Contact: Harm Schepel,; Gus Van Harten,

Examples of academic experts’ comments on the proposals for investor-state arbitration in the U.S.-E.U. TTIP and Canada-E.U. CETA

On the right to regulate:
The approach “[f]ails to protect the ‘right to regulate’ as a general right of states alongside the many elaborate rights and protections of foreign investors, let alone as a component of the FET and Expropriation standards”. “By its omissions, the consultation text actually confirms boldly that the right to regulate has not been affirmed and preserved, by a clear and unequivocal statement of the right, alongside the rights and protections of foreign investors.”

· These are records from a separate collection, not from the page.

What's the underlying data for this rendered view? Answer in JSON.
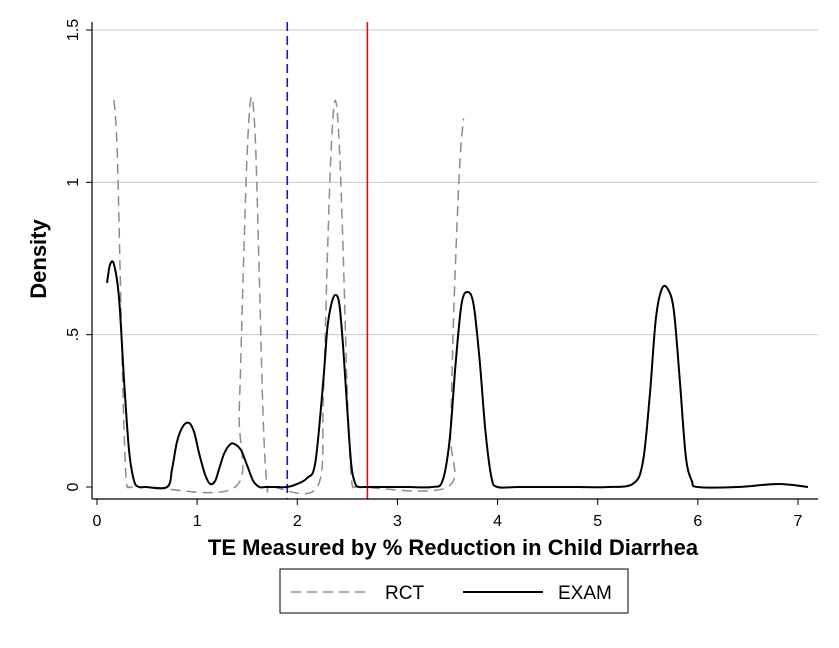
{
  "chart_data": {
    "type": "line",
    "title": "",
    "xlabel": "TE Measured by % Reduction in Child Diarrhea",
    "ylabel": "Density",
    "xlim": [
      -0.05,
      7.2
    ],
    "ylim": [
      0,
      1.5
    ],
    "xticks": [
      0,
      1,
      2,
      3,
      4,
      5,
      6,
      7
    ],
    "xtick_labels": [
      "0",
      "1",
      "2",
      "3",
      "4",
      "5",
      "6",
      "7"
    ],
    "yticks": [
      0,
      0.5,
      1,
      1.5
    ],
    "ytick_labels": [
      "0",
      ".5",
      "1",
      "1.5"
    ],
    "grid": "horizontal",
    "legend_position": "bottom",
    "series": [
      {
        "name": "RCT",
        "style": "dashed",
        "color": "#8c8c8c",
        "x": [
          0.17,
          0.2,
          0.23,
          0.26,
          0.29,
          0.32,
          0.35,
          0.5,
          1.38,
          1.42,
          1.46,
          1.5,
          1.54,
          1.58,
          1.62,
          1.66,
          1.7,
          1.75,
          2.2,
          2.26,
          2.3,
          2.34,
          2.38,
          2.42,
          2.46,
          2.5,
          2.54,
          2.58,
          2.62,
          3.5,
          3.53,
          3.56,
          3.6,
          3.63,
          3.66
        ],
        "y": [
          1.27,
          1.12,
          0.72,
          0.3,
          0.03,
          0.0,
          0.0,
          0.0,
          0.0,
          0.25,
          0.7,
          1.1,
          1.28,
          1.15,
          0.7,
          0.22,
          0.0,
          0.0,
          0.0,
          0.3,
          0.75,
          1.12,
          1.27,
          1.12,
          0.75,
          0.3,
          0.03,
          0.0,
          0.0,
          0.0,
          0.18,
          0.55,
          0.9,
          1.1,
          1.21
        ]
      },
      {
        "name": "EXAM",
        "style": "solid",
        "color": "#000000",
        "x": [
          0.1,
          0.13,
          0.17,
          0.22,
          0.27,
          0.32,
          0.37,
          0.42,
          0.48,
          0.7,
          0.75,
          0.8,
          0.86,
          0.92,
          0.97,
          1.02,
          1.08,
          1.13,
          1.18,
          1.22,
          1.27,
          1.33,
          1.38,
          1.44,
          1.5,
          1.56,
          1.62,
          1.68,
          1.74,
          1.8,
          1.9,
          2.0,
          2.1,
          2.18,
          2.26,
          2.3,
          2.34,
          2.38,
          2.42,
          2.46,
          2.5,
          2.54,
          2.58,
          2.62,
          2.67,
          2.9,
          3.1,
          3.35,
          3.45,
          3.52,
          3.58,
          3.64,
          3.7,
          3.76,
          3.82,
          3.88,
          3.94,
          4.0,
          4.2,
          4.5,
          4.8,
          5.1,
          5.35,
          5.45,
          5.52,
          5.58,
          5.64,
          5.7,
          5.76,
          5.82,
          5.88,
          5.94,
          6.0,
          6.4,
          6.8,
          7.1
        ],
        "y": [
          0.67,
          0.73,
          0.73,
          0.62,
          0.35,
          0.12,
          0.02,
          0.0,
          0.0,
          0.0,
          0.06,
          0.15,
          0.2,
          0.21,
          0.18,
          0.11,
          0.04,
          0.01,
          0.02,
          0.06,
          0.11,
          0.14,
          0.14,
          0.12,
          0.07,
          0.02,
          0.0,
          0.0,
          0.0,
          0.0,
          0.0,
          0.01,
          0.03,
          0.08,
          0.35,
          0.52,
          0.6,
          0.63,
          0.6,
          0.45,
          0.25,
          0.07,
          0.01,
          0.0,
          0.0,
          0.0,
          0.0,
          0.0,
          0.02,
          0.15,
          0.4,
          0.6,
          0.64,
          0.6,
          0.42,
          0.18,
          0.03,
          0.0,
          0.0,
          0.0,
          0.0,
          0.0,
          0.01,
          0.08,
          0.3,
          0.55,
          0.65,
          0.65,
          0.58,
          0.35,
          0.1,
          0.02,
          0.0,
          0.0,
          0.01,
          0.0
        ]
      }
    ],
    "annotations": [
      {
        "type": "vline",
        "x": 1.9,
        "style": "dashed",
        "color": "#1515c8"
      },
      {
        "type": "vline",
        "x": 2.7,
        "style": "solid",
        "color": "#e01010"
      }
    ]
  }
}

On conflicts of interest among investor-state arbitrators:
“The Commission, rightly, has misgivings about the standards of ethical behavior and conflicts of interest that prevail in the investment arbitration regime. The reference text from CETA does not assuage the fears…. It is imperative… to make sure that no one who stands to profit in any way from the income generated by the representation of parties to investment disputes acts as an arbitrator.”

On the Commission’s proposal for a code of conduct for investor-state arbitrators:
The Commission “is so vague on the contents of this code that is difficult to come to any judgment”. “Even with the most robust code of conduct, the absence of basic institutional safeguards of judicial independence undermines fundamentally the claims of investor-state arbitration to neutrality and impartiality.”

On the use of arbitrators instead of judges:
“[T]he Commission seems content to entrust to these same actors the vital constitutional task of weighing and balancing the right to regulate of sovereign states and the property rights of foreign investors. This task is one of the most profound roles that can be assigned to any national or international judicial body. To entrust these decisions to the very actors who have an apparent financial interest in the current situation and moreover remain unaccountable to society at large is a contentious situation…. [T]here seems to be consensus that the regime falls short of the standards required of an institutionally independent and accountable dispute settlement system.”

On protecting public funds in a sovereign debt crisis:
The Commission’s proposal “[f]ails to exclude acquisitions of sovereign debt instruments from the scope of the Treaty”. “In light of the social misery and hardship the sovereign debt crisis has brought, it requires little discussion to conclude that the mere thought of speculative investors in government bonds seeking damages before investment arbitration Tribunals is utterly unacceptable.”